Punisher is obviously into killing and there are several amazing scenes between the two characters where Punisher calls Daredevil out for being a coward. The criminals he catches get released and go back out on the street, but when Punisher deals with them they’re done. The discussion was handled maturely and both perspectives were given a balanced overview. In a summer where superheroes are going to be fighting each other this is exactly what I want to see, a clashing of philosophies and a way to examine what it actually means to be a hero/vigilante. This is basically everything I want from a superhero tv show, and when Elektra is introduced there are more deeper conversations as Matt has more of a personal connection to her.

Elektra is as well cast as Punisher and that’s probably the main strength of the show. The casting, even to supporting characters, is stellar. Elodie Young captures the essence of Elektra and I felt she and Matt shared the kind of uncontrollable passion that they knew was going to destroy them, but was too powerful to resist. There’s a particularly tender scene in which they compare their scars, and it comes at a point where Matt is struggling to balance his personal life with that of his crime-fighting side. And of course that impacts his relationships with Foggy and Karen. I know a few people get annoyed with Foggy but I love him, and he’s a vital part of the show as he finally gets tired of Matt putting the costume above the lawyer suit. Karen has a subplot where she’s going after the truth about Castle, but honestly I felt for most of the season she was underused, and was just caught between the conflict that arose between Matt and Foggy. Also, they hint at her backstory but it’s so vague that I honestly don’t know why they bothered. I thought they would have delved more into the reasons why she came to New York, especially where they seem to be going for season 3.

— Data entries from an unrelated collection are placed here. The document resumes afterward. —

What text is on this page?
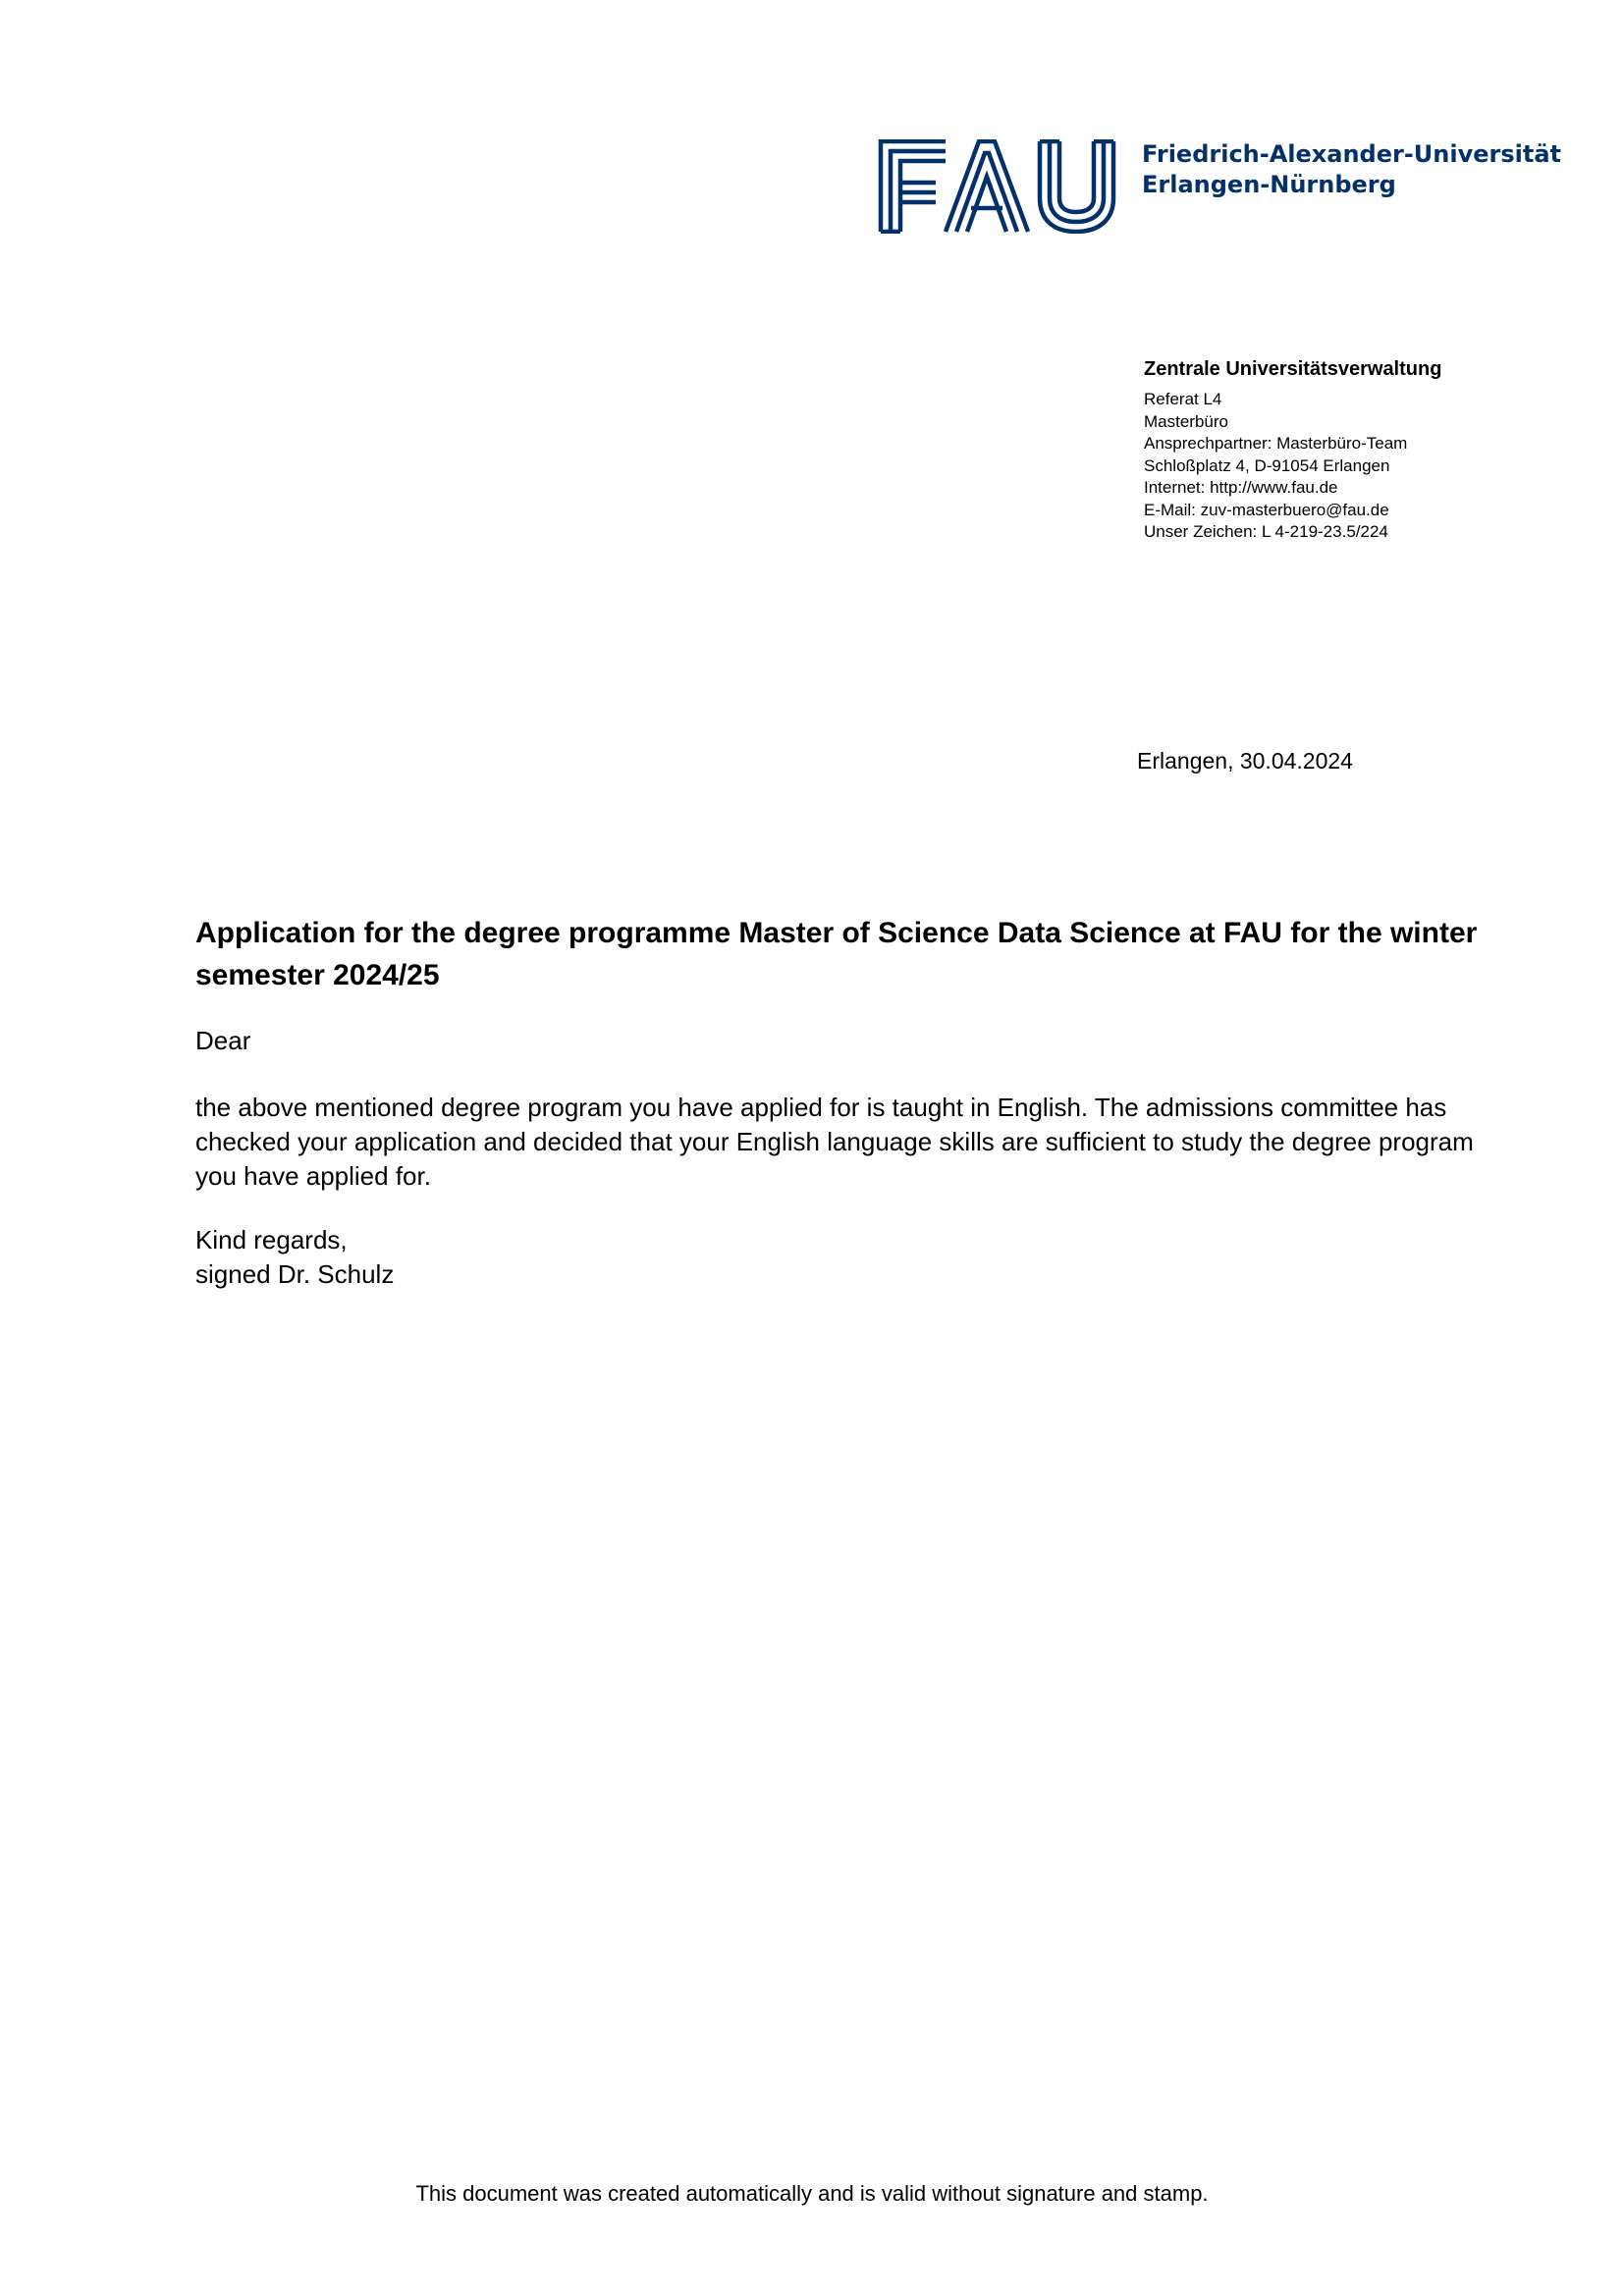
Friedrich-Alexander-Universität
Erlangen-Nürnberg
Zentrale Universitätsverwaltung
Referat L4
Masterbüro
Ansprechpartner: Masterbüro-Team
Schloßplatz 4, D-91054 Erlangen
Internet: http://www.fau.de
E-Mail: zuv-masterbuero@fau.de
Unser Zeichen: L 4-219-23.5/224
Erlangen, 30.04.2024
Application for the degree programme Master of Science Data Science at FAU for the winter semester 2024/25
Dear
the above mentioned degree program you have applied for is taught in English. The admissions committee has checked your application and decided that your English language skills are sufficient to study the degree program you have applied for.
Kind regards,
signed Dr. Schulz
This document was created automatically and is valid without signature and stamp.
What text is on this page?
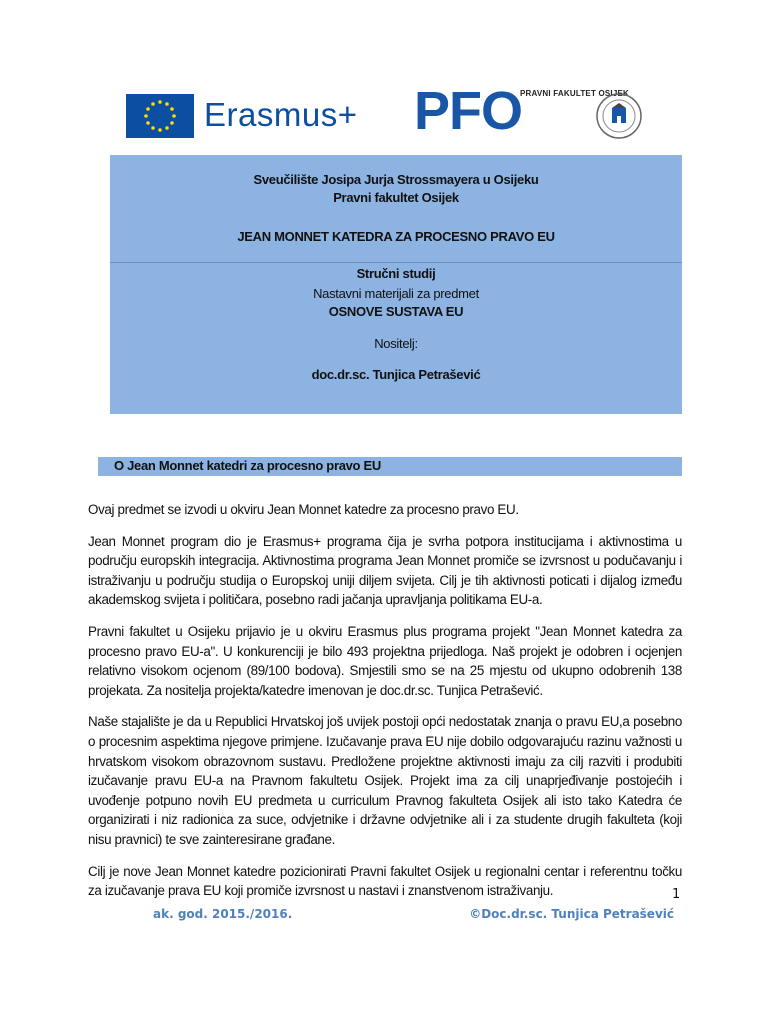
Erasmus+ PFO
PRAVNI FAKULTET OSIJEK
Sveučilište Josipa Jurja Strossmayera u Osijeku
Pravni fakultet Osijek
JEAN MONNET KATEDRA ZA PROCESNO PRAVO EU
Stručni studij
Nastavni materijali za predmet
OSNOVE SUSTAVA EU
Nositelj:
doc.dr.sc. Tunjica Petrašević
O Jean Monnet katedri za procesno pravo EU

Ovaj predmet se izvodi u okviru Jean Monnet katedre za procesno pravo EU.

Jean Monnet program dio je Erasmus+ programa čija je svrha potpora institucijama i aktivnostima u području europskih integracija. Aktivnostima programa Jean Monnet promiče se izvrsnost u podučavanju i istraživanju u području studija o Europskoj uniji diljem svijeta. Cilj je tih aktivnosti poticati i dijalog između akademskog svijeta i političara, posebno radi jačanja upravljanja politikama EU-a.

Pravni fakultet u Osijeku prijavio je u okviru Erasmus plus programa projekt "Jean Monnet katedra za procesno pravo EU-a". U konkurenciji je bilo 493 projektna prijedloga. Naš projekt je odobren i ocjenjen relativno visokom ocjenom (89/100 bodova). Smjestili smo se na 25 mjestu od ukupno odobrenih 138 projekata. Za nositelja projekta/katedre imenovan je doc.dr.sc. Tunjica Petrašević.

Naše stajalište je da u Republici Hrvatskoj još uvijek postoji opći nedostatak znanja o pravu EU,a posebno o procesnim aspektima njegove primjene. Izučavanje prava EU nije dobilo odgovarajuću razinu važnosti u hrvatskom visokom obrazovnom sustavu. Predložene projektne aktivnosti imaju za cilj razviti i produbiti izučavanje pravu EU-a na Pravnom fakultetu Osijek. Projekt ima za cilj unaprjeđivanje postojećih i uvođenje potpuno novih EU predmeta u curriculum Pravnog fakulteta Osijek ali isto tako Katedra će organizirati i niz radionica za suce, odvjetnike i državne odvjetnike ali i za studente drugih fakulteta (koji nisu pravnici) te sve zainteresirane građane.

Cilj je nove Jean Monnet katedre pozicionirati Pravni fakultet Osijek u regionalni centar i referentnu točku za izučavanje prava EU koji promiče izvrsnost u nastavi i znanstvenom istraživanju.	1
ak. god. 2015./2016.	©Doc.dr.sc. Tunjica Petrašević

But as the season goes in the quality lessens, and that’s understandable in a way because the first 4/5 episodes are SO good. I would put that block up there with the best of superhero screen depictions. The next four episodes are still good, especially the parts with Elektra, but the end of the season I found disappointing. The war that Stick alluded to finally comes to New York as The Hand search for Black Sky, but the big problem is that everything is so vague. Matt actually calls out Stick for being so vague about things, but just because a character on the show hints at a problem it doesn’t excuse it. There’s no reason given why they need Black Sky or what’s going to happen if they get it, or why it’s so powerful, and because of this the end of the season feels anticlimactic, and the themes of the earlier episodes feel lost. The show never really comes to a conclusion about whether Punisher or Matt’s philosophy is right (and it’s probably a good thing that the viewer is left to make up their own mind and think about it themselves) but there was an opportunity in the finale to follow up on that yet it was missed, and where the beginning of the season feels like it’s getting deep into the underlying mythology and tropes of the superhero genre, the final episodes feel like they’re following the same formulaic pattern that has been laid out before them.

Now don’t get me wrong, I enjoyed the show a lot but I think my opinion is just tempered by how good the first episodes were. My other niggling thing is that by the end of the show I enjoyed the Punisher subplot more than I did the actual main plot of the show, and in his own show Daredevil should not be sidelined. But it’s another high-quality superhero product and I’m interested to see how Batman v Superman and Civil War compare in how they handle a conflict between heroes.